Welche Erfolgsfaktoren sehen Sie für eine erfolgreiche Digitalisierung?

Finanzen, Organisation, Harmonisierung, Priorisierung. Wir sprechen von Demand Management. Das bedeutet, dass wir die Probleme zuerst verstehen müssen, um übergreifende Lösungen zu finden. Bei der KSA konzentrieren sich drei Personen einzig darauf, Bedürfnisse – sogenannte «Demands» – abzuholen. Danach suchen sie nach ähnlichen, bestehenden Lösungen in anderen Spitalbereichen oder auf dem IT-Markt, wo interessante Lösungen zu finden sind. Ich bin davon überzeugt, dass so Bestleistungen gezeigt können.

Weshalb wurde die IT im KSA erst jetzt als übergreifende Funktion etabliert?

Spitäler agieren insgesamt träge. Immerhin ist die Erkenntnis, dass die IT eine übergeordnete Rolle spielt, angekommen. Doch die Kostenfrage wird bleiben. Denn einerseits werden die IT-Kosten in den nächsten Jahren weiter steigen. Und andererseits ist es illusorisch zu glauben, mehr Effizienz würde IT-seitig nichts kosten.

Wie lässt sich dieses Verständnis weiter fördern?

Ich verstehe es als Dauerauftrag, den Entscheidungstragenden im Haus zu zeigen, was wir aufgebaut haben; und dass eine performante und zuverlässige Basisinfrastruktur Geld kostet. Kurzfristig betrachtet wäre es günstiger, alles selbst zu machen. Aber wer die Nachteile der Fluktuation und der ständigen Suche nach überdurchschnittlichen Mitarbeitenden berücksichtigt, wechselt wie wir beim KSA zu Outsourcing. Das ist meiner Meinung nach die nachhaltigere Strategie. Wir bezahlen zwar mehr für einen guten Anbieter, das verschafft uns aber Ressourcen, unsere eigenen Prozesse zu verbessern. Operationelle Stabilität gibt es nun mal nicht zum Nulltarif.

Was würden Sie jemandem raten, der neu in Ihrem Job ist?

Erstens Geduld. Zweitens Beharrlichkeit. Und drittens gute, langfristige Planung. Im Gesundheitswesen lässt sich nichts schnell umsetzen. Um auf die Analogie zu einer Holding zurückzukommen: Harmonisierungsaufgaben gibt es überall und dauernd. Um etwas zu bewegen, braucht man Geduld, Beharrlichkeit und einen Plan. Dieser muss jedes Jahr von den übergeordneten Gremien abgesegnet werden. Schliesslich sollte man sich auf etwas berufen können.

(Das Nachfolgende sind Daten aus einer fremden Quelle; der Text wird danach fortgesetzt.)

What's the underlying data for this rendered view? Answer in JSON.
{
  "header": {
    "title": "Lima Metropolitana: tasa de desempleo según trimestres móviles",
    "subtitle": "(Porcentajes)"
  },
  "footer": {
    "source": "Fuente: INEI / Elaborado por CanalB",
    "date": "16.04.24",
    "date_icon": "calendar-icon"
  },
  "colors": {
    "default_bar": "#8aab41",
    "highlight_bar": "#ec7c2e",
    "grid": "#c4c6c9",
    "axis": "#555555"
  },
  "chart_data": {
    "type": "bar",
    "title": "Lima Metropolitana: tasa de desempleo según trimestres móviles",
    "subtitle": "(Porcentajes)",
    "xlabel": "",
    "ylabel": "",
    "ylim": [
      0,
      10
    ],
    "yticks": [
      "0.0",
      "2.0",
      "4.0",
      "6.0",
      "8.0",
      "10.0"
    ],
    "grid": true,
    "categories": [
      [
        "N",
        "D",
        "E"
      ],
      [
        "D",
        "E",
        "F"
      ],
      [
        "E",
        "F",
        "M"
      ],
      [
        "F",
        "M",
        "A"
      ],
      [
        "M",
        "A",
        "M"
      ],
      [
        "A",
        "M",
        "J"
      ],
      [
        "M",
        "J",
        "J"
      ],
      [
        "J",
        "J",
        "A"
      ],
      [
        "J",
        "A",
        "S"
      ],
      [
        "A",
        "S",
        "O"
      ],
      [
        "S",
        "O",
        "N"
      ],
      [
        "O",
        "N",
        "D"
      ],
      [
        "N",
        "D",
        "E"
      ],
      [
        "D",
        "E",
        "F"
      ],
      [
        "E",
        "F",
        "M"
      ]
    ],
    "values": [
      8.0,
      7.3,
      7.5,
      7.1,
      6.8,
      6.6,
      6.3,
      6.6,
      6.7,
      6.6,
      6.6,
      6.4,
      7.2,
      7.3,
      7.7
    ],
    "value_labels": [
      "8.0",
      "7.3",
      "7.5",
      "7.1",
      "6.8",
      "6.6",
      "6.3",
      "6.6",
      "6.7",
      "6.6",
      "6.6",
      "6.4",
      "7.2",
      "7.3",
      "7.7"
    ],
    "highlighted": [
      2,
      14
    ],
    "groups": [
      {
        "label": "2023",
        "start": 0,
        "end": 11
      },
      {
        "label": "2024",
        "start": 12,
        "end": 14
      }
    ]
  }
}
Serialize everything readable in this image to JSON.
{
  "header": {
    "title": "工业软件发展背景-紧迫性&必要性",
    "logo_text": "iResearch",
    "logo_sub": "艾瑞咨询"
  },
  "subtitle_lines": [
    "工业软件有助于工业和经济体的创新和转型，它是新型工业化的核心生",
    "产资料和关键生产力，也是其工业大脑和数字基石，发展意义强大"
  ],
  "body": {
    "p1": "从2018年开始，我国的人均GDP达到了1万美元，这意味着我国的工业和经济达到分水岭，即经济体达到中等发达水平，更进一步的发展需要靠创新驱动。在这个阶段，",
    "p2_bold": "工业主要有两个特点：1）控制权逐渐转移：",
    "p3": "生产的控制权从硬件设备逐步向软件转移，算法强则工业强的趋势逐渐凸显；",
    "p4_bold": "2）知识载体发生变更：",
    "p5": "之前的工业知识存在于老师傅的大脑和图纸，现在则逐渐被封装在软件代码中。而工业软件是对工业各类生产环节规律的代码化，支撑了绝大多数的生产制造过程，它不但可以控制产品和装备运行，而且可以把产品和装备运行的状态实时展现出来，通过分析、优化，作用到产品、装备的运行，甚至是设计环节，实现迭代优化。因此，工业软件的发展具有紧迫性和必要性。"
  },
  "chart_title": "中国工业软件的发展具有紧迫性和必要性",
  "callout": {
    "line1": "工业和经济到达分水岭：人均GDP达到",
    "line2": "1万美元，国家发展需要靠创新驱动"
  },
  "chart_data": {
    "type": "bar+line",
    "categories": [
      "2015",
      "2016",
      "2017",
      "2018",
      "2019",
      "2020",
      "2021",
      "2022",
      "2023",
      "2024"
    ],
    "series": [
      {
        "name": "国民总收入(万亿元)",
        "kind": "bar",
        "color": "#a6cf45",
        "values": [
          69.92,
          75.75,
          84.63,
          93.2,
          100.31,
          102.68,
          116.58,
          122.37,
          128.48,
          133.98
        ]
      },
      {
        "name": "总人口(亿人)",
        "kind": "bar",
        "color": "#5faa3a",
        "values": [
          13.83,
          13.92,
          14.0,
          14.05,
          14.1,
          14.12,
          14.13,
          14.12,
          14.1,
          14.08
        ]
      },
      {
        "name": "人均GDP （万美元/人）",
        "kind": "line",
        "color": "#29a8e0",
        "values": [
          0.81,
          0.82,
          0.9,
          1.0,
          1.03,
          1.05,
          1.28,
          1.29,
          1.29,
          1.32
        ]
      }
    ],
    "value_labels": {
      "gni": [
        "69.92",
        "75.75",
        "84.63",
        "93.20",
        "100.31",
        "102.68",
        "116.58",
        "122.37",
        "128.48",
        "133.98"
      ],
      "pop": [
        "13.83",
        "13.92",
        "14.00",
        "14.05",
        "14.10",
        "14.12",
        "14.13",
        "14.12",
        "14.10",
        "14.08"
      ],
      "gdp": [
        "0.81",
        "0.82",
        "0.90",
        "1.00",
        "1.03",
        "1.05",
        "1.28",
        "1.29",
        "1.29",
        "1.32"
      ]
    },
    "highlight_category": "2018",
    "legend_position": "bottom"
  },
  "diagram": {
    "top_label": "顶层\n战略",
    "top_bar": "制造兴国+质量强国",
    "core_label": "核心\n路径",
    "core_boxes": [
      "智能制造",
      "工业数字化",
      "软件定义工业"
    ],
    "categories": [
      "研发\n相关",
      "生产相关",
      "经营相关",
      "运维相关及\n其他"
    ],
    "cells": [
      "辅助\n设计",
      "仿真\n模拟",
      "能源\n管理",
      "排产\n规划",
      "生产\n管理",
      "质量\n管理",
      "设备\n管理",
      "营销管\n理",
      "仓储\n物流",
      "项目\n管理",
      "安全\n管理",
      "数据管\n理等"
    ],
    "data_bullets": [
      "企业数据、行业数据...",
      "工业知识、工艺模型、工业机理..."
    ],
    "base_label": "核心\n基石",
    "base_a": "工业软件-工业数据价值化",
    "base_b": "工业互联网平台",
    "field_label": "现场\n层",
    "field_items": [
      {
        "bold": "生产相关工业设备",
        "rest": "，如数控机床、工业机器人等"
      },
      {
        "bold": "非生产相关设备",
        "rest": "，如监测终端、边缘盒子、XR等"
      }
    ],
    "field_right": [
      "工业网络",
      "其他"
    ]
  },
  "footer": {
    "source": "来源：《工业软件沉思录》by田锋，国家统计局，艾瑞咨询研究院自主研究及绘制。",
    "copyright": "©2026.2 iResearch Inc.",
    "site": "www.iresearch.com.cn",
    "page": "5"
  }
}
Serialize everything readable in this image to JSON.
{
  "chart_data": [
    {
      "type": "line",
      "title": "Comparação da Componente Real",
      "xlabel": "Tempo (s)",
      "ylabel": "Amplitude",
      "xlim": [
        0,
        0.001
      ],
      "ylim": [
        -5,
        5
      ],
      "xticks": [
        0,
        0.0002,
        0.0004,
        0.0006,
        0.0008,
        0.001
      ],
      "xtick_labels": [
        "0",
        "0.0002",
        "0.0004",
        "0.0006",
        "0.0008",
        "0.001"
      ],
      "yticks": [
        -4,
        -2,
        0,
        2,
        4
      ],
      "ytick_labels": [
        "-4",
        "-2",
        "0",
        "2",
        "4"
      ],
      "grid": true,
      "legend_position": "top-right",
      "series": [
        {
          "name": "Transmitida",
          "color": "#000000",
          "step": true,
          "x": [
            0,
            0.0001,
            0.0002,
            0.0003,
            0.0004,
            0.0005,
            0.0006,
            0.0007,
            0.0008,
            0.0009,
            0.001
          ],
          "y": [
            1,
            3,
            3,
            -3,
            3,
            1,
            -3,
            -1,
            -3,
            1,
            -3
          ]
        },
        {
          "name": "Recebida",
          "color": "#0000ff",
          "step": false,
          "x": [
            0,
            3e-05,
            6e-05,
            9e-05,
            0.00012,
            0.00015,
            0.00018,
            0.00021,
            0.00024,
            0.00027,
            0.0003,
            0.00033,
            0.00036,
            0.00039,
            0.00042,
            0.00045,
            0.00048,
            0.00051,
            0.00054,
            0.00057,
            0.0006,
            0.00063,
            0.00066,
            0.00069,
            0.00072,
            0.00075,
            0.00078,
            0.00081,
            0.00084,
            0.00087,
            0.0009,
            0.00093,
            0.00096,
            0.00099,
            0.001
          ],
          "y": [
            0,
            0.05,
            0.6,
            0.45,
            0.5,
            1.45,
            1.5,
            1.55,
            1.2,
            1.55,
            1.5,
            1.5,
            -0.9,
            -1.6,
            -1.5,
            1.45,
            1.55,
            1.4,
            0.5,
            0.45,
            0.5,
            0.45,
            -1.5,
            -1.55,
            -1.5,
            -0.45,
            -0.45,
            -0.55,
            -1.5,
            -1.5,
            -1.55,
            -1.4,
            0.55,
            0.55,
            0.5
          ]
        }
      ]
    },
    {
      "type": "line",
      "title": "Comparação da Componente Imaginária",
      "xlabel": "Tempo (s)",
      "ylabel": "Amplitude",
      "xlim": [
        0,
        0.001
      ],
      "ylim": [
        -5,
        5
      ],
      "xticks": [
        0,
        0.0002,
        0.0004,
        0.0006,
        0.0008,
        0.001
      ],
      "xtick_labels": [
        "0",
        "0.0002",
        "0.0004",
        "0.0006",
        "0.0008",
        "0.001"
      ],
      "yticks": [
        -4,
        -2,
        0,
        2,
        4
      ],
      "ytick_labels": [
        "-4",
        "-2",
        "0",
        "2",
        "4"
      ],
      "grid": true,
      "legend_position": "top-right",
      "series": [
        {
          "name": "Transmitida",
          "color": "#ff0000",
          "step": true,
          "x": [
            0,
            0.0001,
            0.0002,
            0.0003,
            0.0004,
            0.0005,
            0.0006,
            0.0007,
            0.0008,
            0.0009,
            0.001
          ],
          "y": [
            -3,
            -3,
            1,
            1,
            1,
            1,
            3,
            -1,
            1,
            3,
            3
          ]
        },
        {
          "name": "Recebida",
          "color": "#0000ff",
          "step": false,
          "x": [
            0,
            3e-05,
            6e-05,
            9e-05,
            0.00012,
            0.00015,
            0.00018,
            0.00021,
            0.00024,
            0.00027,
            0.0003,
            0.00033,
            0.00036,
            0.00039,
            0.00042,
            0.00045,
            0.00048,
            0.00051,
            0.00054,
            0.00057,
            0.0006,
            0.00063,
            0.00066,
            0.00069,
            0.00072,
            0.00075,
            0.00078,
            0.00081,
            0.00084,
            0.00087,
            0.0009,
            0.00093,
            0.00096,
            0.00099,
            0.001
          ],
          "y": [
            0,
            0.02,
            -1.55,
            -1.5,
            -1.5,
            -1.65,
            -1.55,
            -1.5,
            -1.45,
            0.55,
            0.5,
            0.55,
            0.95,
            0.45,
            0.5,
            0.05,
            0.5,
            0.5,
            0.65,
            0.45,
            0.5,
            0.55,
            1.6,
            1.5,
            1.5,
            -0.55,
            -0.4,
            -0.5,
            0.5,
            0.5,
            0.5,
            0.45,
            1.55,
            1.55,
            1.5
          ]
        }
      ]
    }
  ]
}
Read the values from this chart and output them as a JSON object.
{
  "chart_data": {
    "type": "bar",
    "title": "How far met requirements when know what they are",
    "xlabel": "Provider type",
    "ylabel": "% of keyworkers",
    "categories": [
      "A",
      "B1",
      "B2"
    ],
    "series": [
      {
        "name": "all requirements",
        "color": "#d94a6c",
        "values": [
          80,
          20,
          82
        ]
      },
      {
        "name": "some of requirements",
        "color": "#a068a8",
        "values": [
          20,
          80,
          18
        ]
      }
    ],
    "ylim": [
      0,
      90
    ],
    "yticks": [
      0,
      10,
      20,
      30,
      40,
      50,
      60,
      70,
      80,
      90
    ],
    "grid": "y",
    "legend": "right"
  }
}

Was würden Sie mit unlimitiert Geld, Zeit und Ressourcen unternehmen?

Ich würde versuchen, eine perfekte IT-Architektur zu bauen. Dazu würde ich ein Team mit Topleuten zusammenstellen: zwei bis drei dynamische Ärzt:innen aus verschiedenen Disziplinen, zwei bis drei Pflegeprofis, eine Fachperson aus der Finanzwelt und zwei bis drei IT-ler:innen. Dieses Team würde ich ein halbes Jahr lang in die operativen Betriebe schicken, Analysen durchführen und Informationen und Umsetzungsideen sammeln lassen. Damit würde ich eine Kostenschätzung erstellen und sie dem Verwaltungsrat vorlegen. So könnte dieser die Zukunft eines optimal digitalisierten Spitals absegnen.

Wie sieht eine solche denn aus?

In einem perfekt digitalisierten Spital würden die meisten Mitarbeitenden mit höchst mobilen Geräten arbeiten. Disposition, Alarmierung und alle administrativen Tätigkeiten würden patientenzentriert über zentrale Geräte gesteuert.

Mit anderen Worten: Gleich wie heute, nur digitaler?

Ja und nein. Der Grundsatz unseres Geschäfts wird sich nicht verändern. Wir werden auch in Zukunft viele Patient:innen bei uns betreuen und Personen koordinieren müssen, die für und mit diesen Patient:innen arbeiten. Roboter werden hier nur begrenzt unterstützen können. Die administrativen Prozesse müssen digital weiterkommen. Im idealen Spital sind Patient:innen optimal darüber informiert, wann was mit ihm/ihr geplant ist. Die Digitalisierung kann dabei enorm nützlich sein. KI-Anwendungen werden sich im Spital sehr rasch ausbreiten.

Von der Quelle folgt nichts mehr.